# Install freebsd using ext4 partition as /home



## dancaer69 (Jul 17, 2017)

Hello,
I'm thinking to install and try freebsd on my desktop pc which has already arch linux installed as main os and also window 10 and 2 other linux distros. I have a separate ext4 partition on a different disk which I use as /home for all 3 linux distros. I also have a swap partition which used as swap from the 3 linux distros.
So I want to know if is possible and how can I create/modify/use the partitions to:
-install freebsd on a partition(which filesystem to use?)
-use my home partitition for freebsd also
-use my swap partition also for freebsd
-use grub from my main arch linux os as bootloader to boot the installed freebsd
From information I get from gparted:
swap is on my 3rd disk in /dev/sdc3 partition
home is also on 3rd disk in /dev/sdc5 partition
I want install freebsd in place of one of other linux distros on my 4rth  ssd disk in /dev/sdd4 partition.
Do i need to create another partition to use as /boot? I prefer not if I have the option.
Thanks in advance.


----------



## SirDice (Jul 17, 2017)

dancaer69 said:


> -install freebsd on a partition(which filesystem to use?)

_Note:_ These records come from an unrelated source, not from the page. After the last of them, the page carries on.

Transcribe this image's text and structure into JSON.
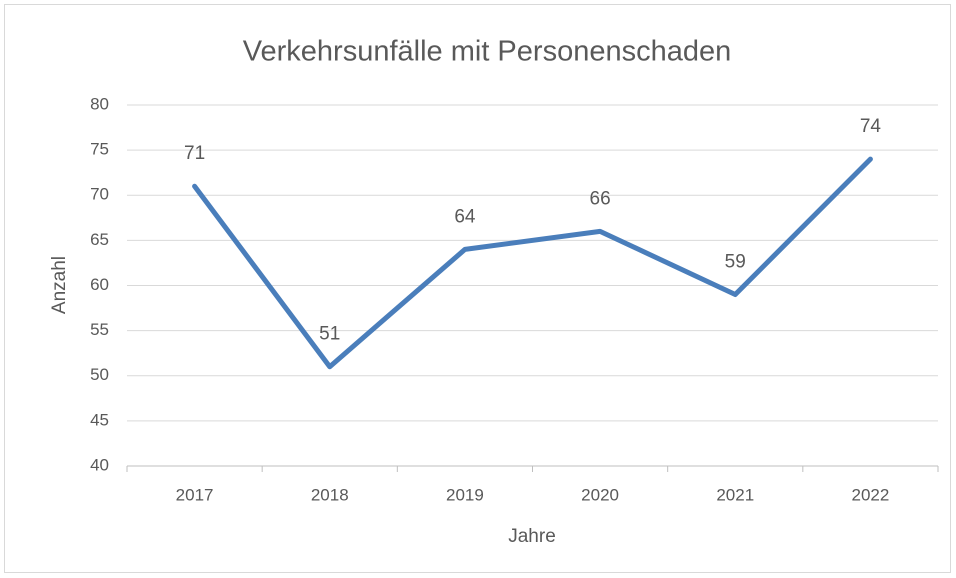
{
  "chart_data": {
    "type": "line",
    "title": "Verkehrsunfälle mit Personenschaden",
    "categories": [
      "2017",
      "2018",
      "2019",
      "2020",
      "2021",
      "2022"
    ],
    "series": [
      {
        "name": "Anzahl",
        "color": "#4a7ebb",
        "values": [
          71,
          51,
          64,
          66,
          59,
          74
        ]
      }
    ],
    "xlabel": "Jahre",
    "ylabel": "Anzahl",
    "ylim": [
      40,
      80
    ],
    "yticks": [
      40,
      45,
      50,
      55,
      60,
      65,
      70,
      75,
      80
    ],
    "grid": true
  }
}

Only UFS and ZFS are supported.


----------



## scottro (Jul 17, 2017)

It's pretty straightforward if you're using UFS.  FreeBSD should see the empty /dev/sdd4.  To give it a try, I'd say use UFS. (ZFS is easy if using the whole disk, but takes a bit more work to put on a single partition.)
If this is MBR, rather than EFI, you shouldn't need a separate boot partition, just add a section to Arch's grub.  I have a page on grub2, that mentions FreeBSD, http://srobb.net/grub2.html. I'm not sure about EFI because I've never done a multiboot machine with it.

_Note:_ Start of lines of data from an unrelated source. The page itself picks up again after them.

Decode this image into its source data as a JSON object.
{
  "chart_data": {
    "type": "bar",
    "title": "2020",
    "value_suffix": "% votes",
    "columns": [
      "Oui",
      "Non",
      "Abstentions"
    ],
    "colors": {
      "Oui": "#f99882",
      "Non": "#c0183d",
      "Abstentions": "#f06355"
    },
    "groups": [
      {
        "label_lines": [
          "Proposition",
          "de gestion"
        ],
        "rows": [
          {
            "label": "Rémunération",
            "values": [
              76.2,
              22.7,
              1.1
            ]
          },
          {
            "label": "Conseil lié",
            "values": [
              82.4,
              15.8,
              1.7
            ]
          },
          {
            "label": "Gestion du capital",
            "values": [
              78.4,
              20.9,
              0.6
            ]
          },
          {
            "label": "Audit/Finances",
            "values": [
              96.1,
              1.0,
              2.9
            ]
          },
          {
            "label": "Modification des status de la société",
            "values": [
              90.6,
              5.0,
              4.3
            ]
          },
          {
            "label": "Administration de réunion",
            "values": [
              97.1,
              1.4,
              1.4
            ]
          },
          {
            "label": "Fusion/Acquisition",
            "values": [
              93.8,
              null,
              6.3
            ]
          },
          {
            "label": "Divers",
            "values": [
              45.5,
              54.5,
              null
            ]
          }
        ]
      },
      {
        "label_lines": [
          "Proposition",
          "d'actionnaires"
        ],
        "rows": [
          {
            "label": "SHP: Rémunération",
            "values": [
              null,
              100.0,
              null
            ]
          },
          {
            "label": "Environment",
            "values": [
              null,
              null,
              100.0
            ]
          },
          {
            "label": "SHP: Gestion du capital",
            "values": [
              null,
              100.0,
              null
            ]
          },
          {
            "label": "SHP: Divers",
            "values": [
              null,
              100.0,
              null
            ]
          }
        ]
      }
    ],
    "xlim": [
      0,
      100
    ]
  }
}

It's a bit dated but either of the FreeBSD stanzas listed there should work. 
You can't share /home.  FreeBSD can mount ext4fs but it's read only, if I remember correctly. I think it can write to ext3. Linux can mount FreeBSD UFS partitions.  I don't think it can share swap either, though you could always reform the swap partition on boot.  Depending upon what you're doing and how much free space you have, you might even create a swap partition after install in the FreeBSD partition.


----------



## recluce (Jul 26, 2017)

I have a multi-boot system that has both Linux Mint 17 and FreeBSD 11 on it. There is no good way to share Linux filesystems with FreeBSD. If you are using Arch, I assume you are an advanced Linux user. So consider migrating your /home to a ZFS filesystem. ZFS on Linux is at a point where it is quite reliable and ZFS has a number of advantages over ext4.

That is what I do, also with external drives that should be shared between Linux and FreeBSD.

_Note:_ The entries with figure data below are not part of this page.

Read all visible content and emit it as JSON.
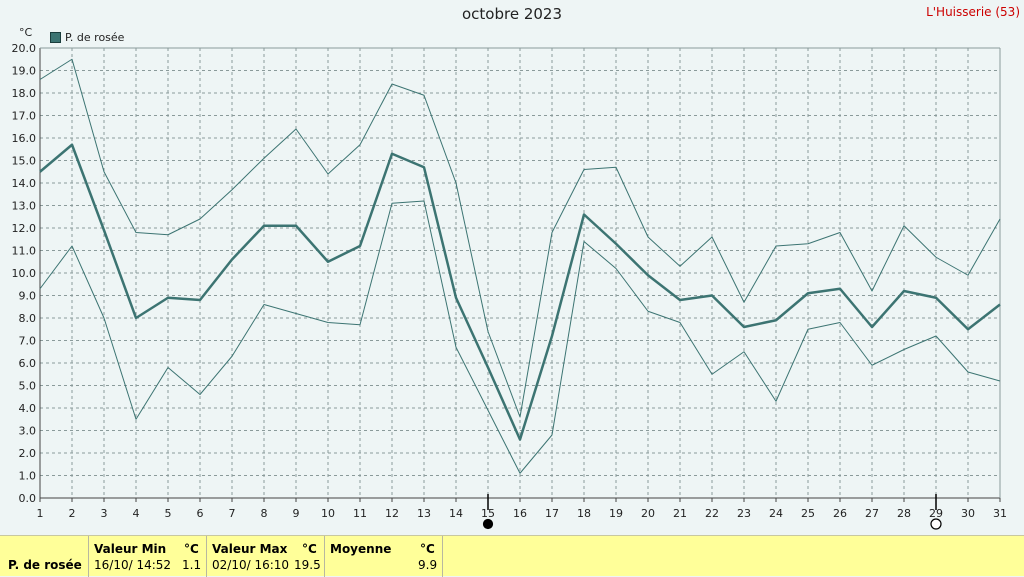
{
  "header": {
    "title": "octobre 2023",
    "station": "L'Huisserie (53)",
    "unit": "°C",
    "legend": "P. de rosée"
  },
  "footer": {
    "series_label": "P. de rosée",
    "min_label": "Valeur Min",
    "min_unit": "°C",
    "min_datetime": "16/10/  14:52",
    "min_value": "1.1",
    "max_label": "Valeur Max",
    "max_unit": "°C",
    "max_datetime": "02/10/  16:10",
    "max_value": "19.5",
    "avg_label": "Moyenne",
    "avg_unit": "°C",
    "avg_value": "9.9"
  },
  "colors": {
    "series": "#3c7472",
    "grid": "#8a9a9a",
    "station": "#cc0000",
    "footer_bg": "#ffff99"
  },
  "chart_data": {
    "type": "line",
    "title": "octobre 2023",
    "ylabel": "°C",
    "ylim": [
      0,
      20
    ],
    "yticks": [
      "0.0",
      "1.0",
      "2.0",
      "3.0",
      "4.0",
      "5.0",
      "6.0",
      "7.0",
      "8.0",
      "9.0",
      "10.0",
      "11.0",
      "12.0",
      "13.0",
      "14.0",
      "15.0",
      "16.0",
      "17.0",
      "18.0",
      "19.0",
      "20.0"
    ],
    "x": [
      1,
      2,
      3,
      4,
      5,
      6,
      7,
      8,
      9,
      10,
      11,
      12,
      13,
      14,
      15,
      16,
      17,
      18,
      19,
      20,
      21,
      22,
      23,
      24,
      25,
      26,
      27,
      28,
      29,
      30,
      31
    ],
    "grid": true,
    "legend_position": "top-left",
    "series": [
      {
        "name": "P. de rosée",
        "role": "mean",
        "values": [
          14.5,
          15.7,
          11.9,
          8.0,
          8.9,
          8.8,
          10.6,
          12.1,
          12.1,
          10.5,
          11.2,
          15.3,
          14.7,
          8.9,
          5.8,
          2.6,
          7.2,
          12.6,
          11.3,
          9.9,
          8.8,
          9.0,
          7.6,
          7.9,
          9.1,
          9.3,
          7.6,
          9.2,
          8.9,
          7.5,
          8.6
        ]
      },
      {
        "role": "max",
        "values": [
          18.6,
          19.5,
          14.5,
          11.8,
          11.7,
          12.4,
          13.7,
          15.1,
          16.4,
          14.4,
          15.7,
          18.4,
          17.9,
          14.0,
          7.4,
          3.6,
          11.8,
          14.6,
          14.7,
          11.6,
          10.3,
          11.6,
          8.7,
          11.2,
          11.3,
          11.8,
          9.2,
          12.1,
          10.7,
          9.9,
          12.4
        ]
      },
      {
        "role": "min",
        "values": [
          9.3,
          11.2,
          8.0,
          3.5,
          5.8,
          4.6,
          6.3,
          8.6,
          8.2,
          7.8,
          7.7,
          13.1,
          13.2,
          6.7,
          3.9,
          1.1,
          2.8,
          11.4,
          10.2,
          8.3,
          7.8,
          5.5,
          6.5,
          4.3,
          7.5,
          7.8,
          5.9,
          6.6,
          7.2,
          5.6,
          5.2
        ]
      }
    ],
    "markers": [
      {
        "x": 15,
        "symbol": "new-moon-icon"
      },
      {
        "x": 29,
        "symbol": "full-moon-icon"
      }
    ]
  }
}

Multi-booting the system is easy if you use UEFI, but can be a bit tricky if you have legacy BIOS boot.


----------



## Leveret (Nov 29, 2017)

How to reinstall freebsd without overwriting personal data? I understand this would require separate home partition. Does anyone know how to reinstall without formatting it? I have never been able to get this to work and have used default install instead.


----------



## SirDice (Nov 30, 2017)

When you assign partitions to directories there's an option to newfs(8) the partition, or not. Obviously you want that switched off for the partition that has your /home. Or simply do a standard install and add /home after the installation.


----------